Reference dependencies (swiftdeps) are how incremental builds are implemented. You should be able to get past this by dropping -incremental.

I'll take a look at the PR!

Vinicius_Vendramini · November 7, 2018, 8:25pm

Removing -incremental helped; it now fails with an error that starts with

Assertion failed: (PrimarySourceFiles.size() == 1), function getPrimarySourceFile, [...]

which leads me to believe that the compiler is looking for a main.swift file but not finding it (since these files are just a part of an iOS app). I assume that since I'm passing -dump-ast the compiler shouldn't need a main.swift file (as it's not gonna finish the compilation), right?
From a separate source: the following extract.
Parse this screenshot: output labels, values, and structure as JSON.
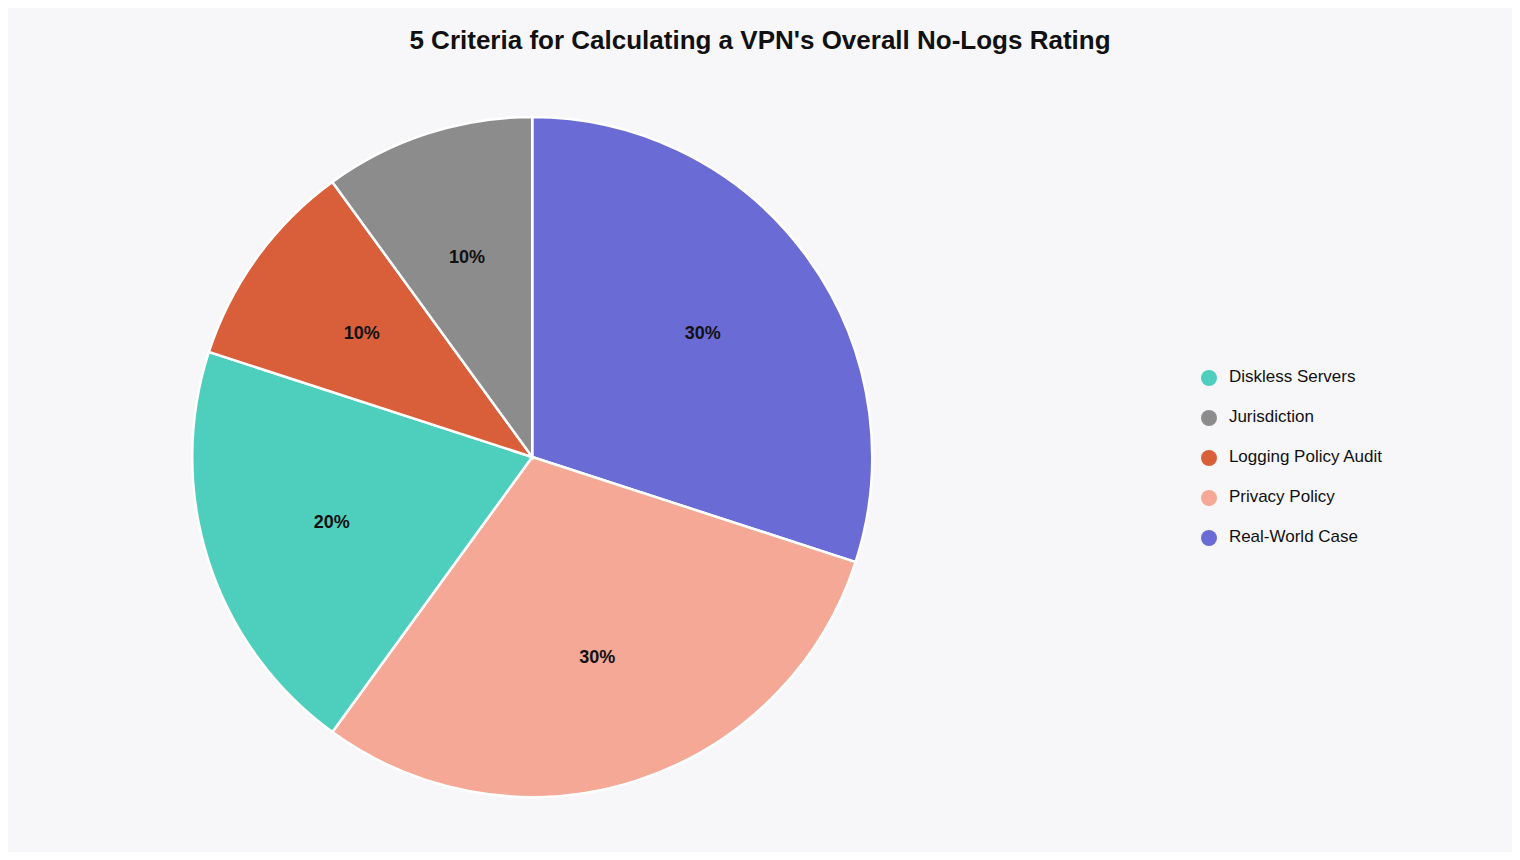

Also, thanks for the quick review, I'll get right on to addressing your comments. Could you tell me an easy way to trigger the batch mode so I can test that?

jrose · November 7, 2018, 9:01pm

Heh, that is exactly the assertion for when you are using batch mode. "Primary or main" just isn't what you should be looking for; you want to do this for every primary file.
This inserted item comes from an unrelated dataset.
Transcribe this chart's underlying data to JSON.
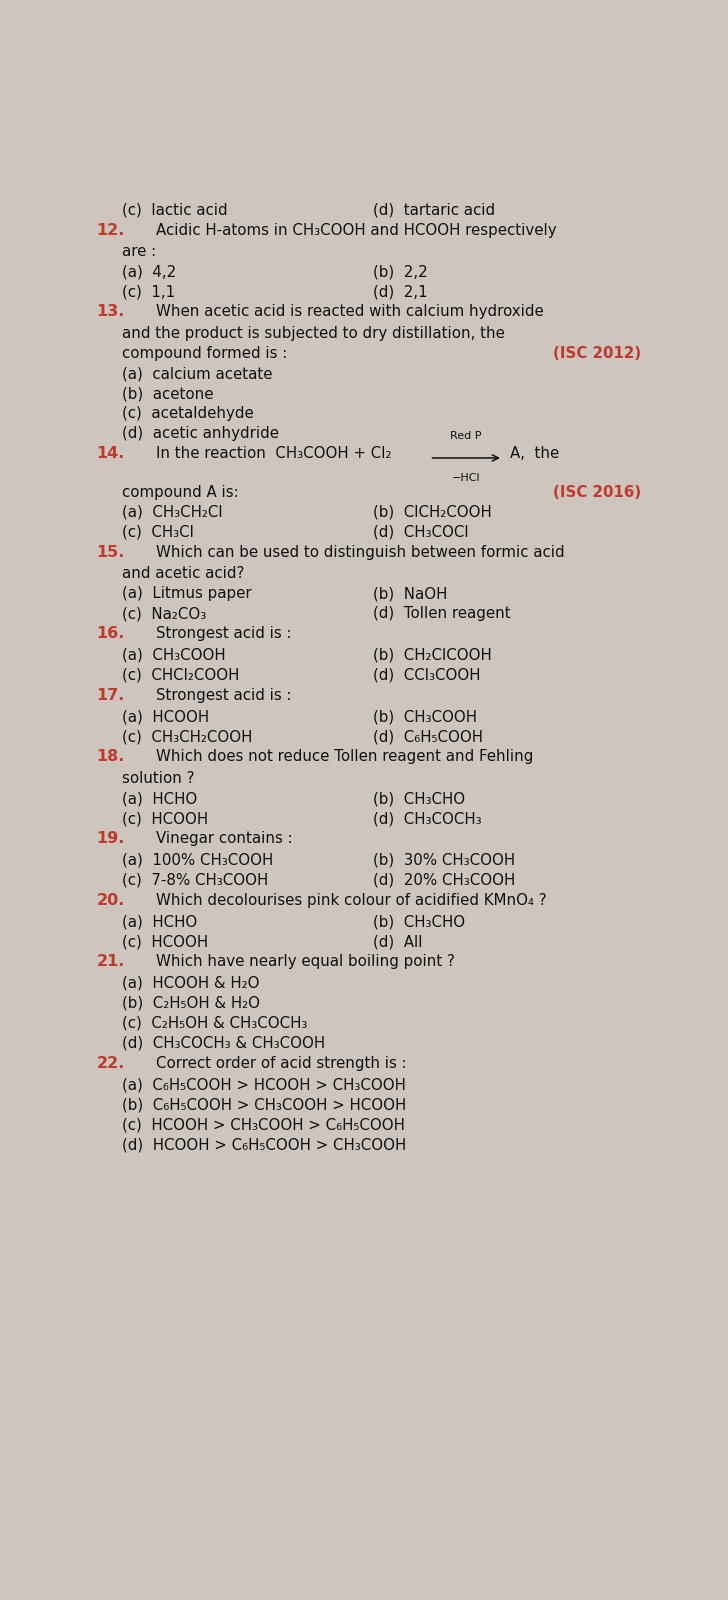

(I'm not quite sure how this will work with WMO, since that doesn't use the notion of "primary files" at all, but you probably don't need that.)

Vinicius_Vendramini · November 7, 2018, 10:55pm

Oh great! Two birds with one stone then.

Is there maybe an easier way to trigger batch mode? The process of building the toolchain and using it on an app is pretty cumbersome for a normal development cycle (and wouldn't let me use Xcode's debugging functionalities).

jrose · November 7, 2018, 11:09pm

"Batch mode" mostly just means "a frontend invocation with multiple -primary-file arguments", but it's also based on the number of files in the project and the number of parallel jobs allowed. Changing the -j option in the top-level invocation is an easy way to get batching even when you only have, say, two files.

Vinicius_Vendramini · November 8, 2018, 5:40pm

Ok, I think I got it now. Before I saw your answer I found an -enable-batch-mode option that also did the trick :)

It should be fixed, I'm building a toolchain to be sure. In the meantime, I still have to write the tests. I've updated the PR, if you wanna take a look.

Vinicius_Vendramini · November 9, 2018, 7:20pm

Alright, I think I'm starting to get how the tests work, but I'm having trouble running them.

I tried doing utils/build-script [...] --test, but a few tests failed and I couldn't really tell why from the output information. So I tried using the lit approach, calling

llvm/utils/lit/lit.py -sv --param swift_site_config=build/Xcode-RelWithDebInfoAssert+swift-DebugAssert/swift-macosx-x86_64/test-macosx-x86_64/lit.site.cfg swift/test/Frontend/batch-mode.swift

but I keep getting the same error on several different tests:

[...]

UNRESOLVED: Swift(macosx-x86_64) :: Frontend/batch-mode.swift (1 of 1)
******************** TEST 'Swift(macosx-x86_64) :: Frontend/batch-mode.swift' FAILED ********************
Exception during script execution:
Traceback (most recent call last):
  File "[...]/swiftSource/llvm/utils/lit/lit/run.py", line 202, in _execute_test_impl
    result = test.config.test_format.execute(test, lit_config)

[...]

  File "/usr/local/Cellar/python@2/2.7.15_1/Frameworks/Python.framework/Versions/2.7/lib/python2.7/sre_parse.py", line 195, in __next
    if self.index >= len(self.string):
TypeError: object of type 'NoneType' has no len()


********************
Testing Time: 0.11s
********************
Unresolved Tests (1):
    Swift(macosx-x86_64) :: Frontend/batch-mode.swift

  Unresolved Tests   : 1

19 warning(s) in tests.

This seems to me like something went wrong in lit.py, which leads me to believe it wasn't my changes that made the tests fail. I think maybe my invocation doesn't make sense. Could you help me out? I wanted to get this done in the weekend if possible

jrose · November 9, 2018, 9:14pm

I think there is a way to run the tests that way, but I've never done it that way. I usually point lit.py at the build directory's test folder and use --filter, as described in docs/Testing.md.

That said, I think the thing you're missing is --param build_mode=Debug, or something like it. Xcode builds put bin/swiftc and lib/swift/ in a configuration-specific subfolder, since they allow (in theory) building for both Debug and Release out of the same Xcode project.